Um parêntese. Essa senhora, que foi casada e não teve filhos, passou a vida como faxineira, doméstica, diarista, até se aposentar com um salário mínimo. Econômica, costumava cozinhar todo o almoço numa mesma panela para economizar gás. Conseguiu alguns bens, mas teve a infelicidade de perder o marido antes da sogra – já quase centenária. O irmão do falecido, com quem ela não se dava desde a juventude, cresceu o olho no patrimônio dela e arrancou o que pôde. Mais tarde, uma sobrinha-neta precisava de cuidados, e ela, compadecida, resolveu ajudá-la. Isso gerou um vínculo, que estourou no fórum. A moça é problemática; a mãe da moça é problemática; o pai da moça... nunca se viu. Mas a juíza cismou com ela e está na sua cola.

 

Ele prosseguiu: “Conta tudo isso para seu advogado, porque sem advogado não há justiça. Juízes e promotores maus têm que se haver com a OAB.” “Mas eu não tenho OAB...” “Eu digo advogado, que é associado à OAB”. “Mas ela não pode me maltratar assim, me mandar pra fora da sala, gritar comigo, dizer que vai investigar minha vida!” ”Não, não pode, e juiz não investiga vida de ninguém. Isso não é tarefa dele. E tem mais. A senhora é quem lhe paga o salário, e deve ser muito bem tratada por ele.”  Ela quis retomar o discurso inicial, logo interrompida: “Não, a gente vai ficar falando disso aqui a tarde toda e não vai sair do lugar. Vai, minha filha, vai embora e procure um bom advogado.
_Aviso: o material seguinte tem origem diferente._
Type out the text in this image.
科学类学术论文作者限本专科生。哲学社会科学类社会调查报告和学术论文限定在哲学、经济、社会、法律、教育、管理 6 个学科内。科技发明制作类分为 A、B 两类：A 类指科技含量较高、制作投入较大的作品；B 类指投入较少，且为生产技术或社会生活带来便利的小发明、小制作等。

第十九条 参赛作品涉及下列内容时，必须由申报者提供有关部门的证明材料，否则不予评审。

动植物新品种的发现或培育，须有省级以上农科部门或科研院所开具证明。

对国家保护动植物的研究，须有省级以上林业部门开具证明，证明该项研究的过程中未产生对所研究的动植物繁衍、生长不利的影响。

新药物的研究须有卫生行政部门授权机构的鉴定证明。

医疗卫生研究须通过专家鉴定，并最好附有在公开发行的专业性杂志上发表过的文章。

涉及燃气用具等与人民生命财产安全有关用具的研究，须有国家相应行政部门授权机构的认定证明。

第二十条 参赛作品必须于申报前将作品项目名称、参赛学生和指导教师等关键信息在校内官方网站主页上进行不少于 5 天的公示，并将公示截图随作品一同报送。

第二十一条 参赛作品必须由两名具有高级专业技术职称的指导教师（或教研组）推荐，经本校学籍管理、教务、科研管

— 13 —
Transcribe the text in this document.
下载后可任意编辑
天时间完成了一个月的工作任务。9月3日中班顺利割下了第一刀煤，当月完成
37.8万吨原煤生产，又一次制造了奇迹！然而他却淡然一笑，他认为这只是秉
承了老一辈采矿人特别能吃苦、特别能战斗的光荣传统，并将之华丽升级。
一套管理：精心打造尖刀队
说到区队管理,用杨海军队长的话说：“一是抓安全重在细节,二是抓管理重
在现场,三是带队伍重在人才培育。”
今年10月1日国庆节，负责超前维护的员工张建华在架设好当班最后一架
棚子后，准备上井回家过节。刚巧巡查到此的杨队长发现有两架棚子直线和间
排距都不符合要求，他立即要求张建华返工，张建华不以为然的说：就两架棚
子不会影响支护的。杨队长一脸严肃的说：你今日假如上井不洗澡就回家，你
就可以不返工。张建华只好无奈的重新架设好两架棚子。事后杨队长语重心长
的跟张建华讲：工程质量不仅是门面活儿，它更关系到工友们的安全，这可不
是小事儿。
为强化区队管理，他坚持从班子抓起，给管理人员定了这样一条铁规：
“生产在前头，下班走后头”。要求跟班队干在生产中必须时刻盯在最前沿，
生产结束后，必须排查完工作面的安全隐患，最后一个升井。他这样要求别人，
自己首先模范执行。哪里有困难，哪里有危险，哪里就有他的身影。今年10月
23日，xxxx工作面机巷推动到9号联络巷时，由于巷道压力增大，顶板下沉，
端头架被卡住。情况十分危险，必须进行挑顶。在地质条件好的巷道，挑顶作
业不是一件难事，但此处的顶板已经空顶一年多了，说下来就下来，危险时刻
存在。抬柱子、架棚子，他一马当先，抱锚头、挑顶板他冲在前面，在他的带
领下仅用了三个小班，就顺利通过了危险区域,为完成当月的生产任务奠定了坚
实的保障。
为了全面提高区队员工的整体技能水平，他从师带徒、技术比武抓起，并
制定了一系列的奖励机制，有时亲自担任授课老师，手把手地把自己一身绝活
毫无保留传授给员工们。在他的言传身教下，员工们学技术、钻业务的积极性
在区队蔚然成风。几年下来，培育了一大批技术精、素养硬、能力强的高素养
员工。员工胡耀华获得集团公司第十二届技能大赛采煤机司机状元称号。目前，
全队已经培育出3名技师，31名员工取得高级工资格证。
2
Assim a senhora jamais será humilhada.” “Eu, coitada de mim, sem ninguém, uma viúva...” “Não conhece a história da ‘viúva órfã?’ Tá na Bíblia!” Aqui ele se deu com uma gafe, e todos da fila o olharam com curiosidade. “Viúva órfã... Caramba! Não é bem isso. Mas que seja. Órfã da Justiça!”, pensou. Ela se foi e ele voltou para o jornal, agora sem saber onde tinha parado.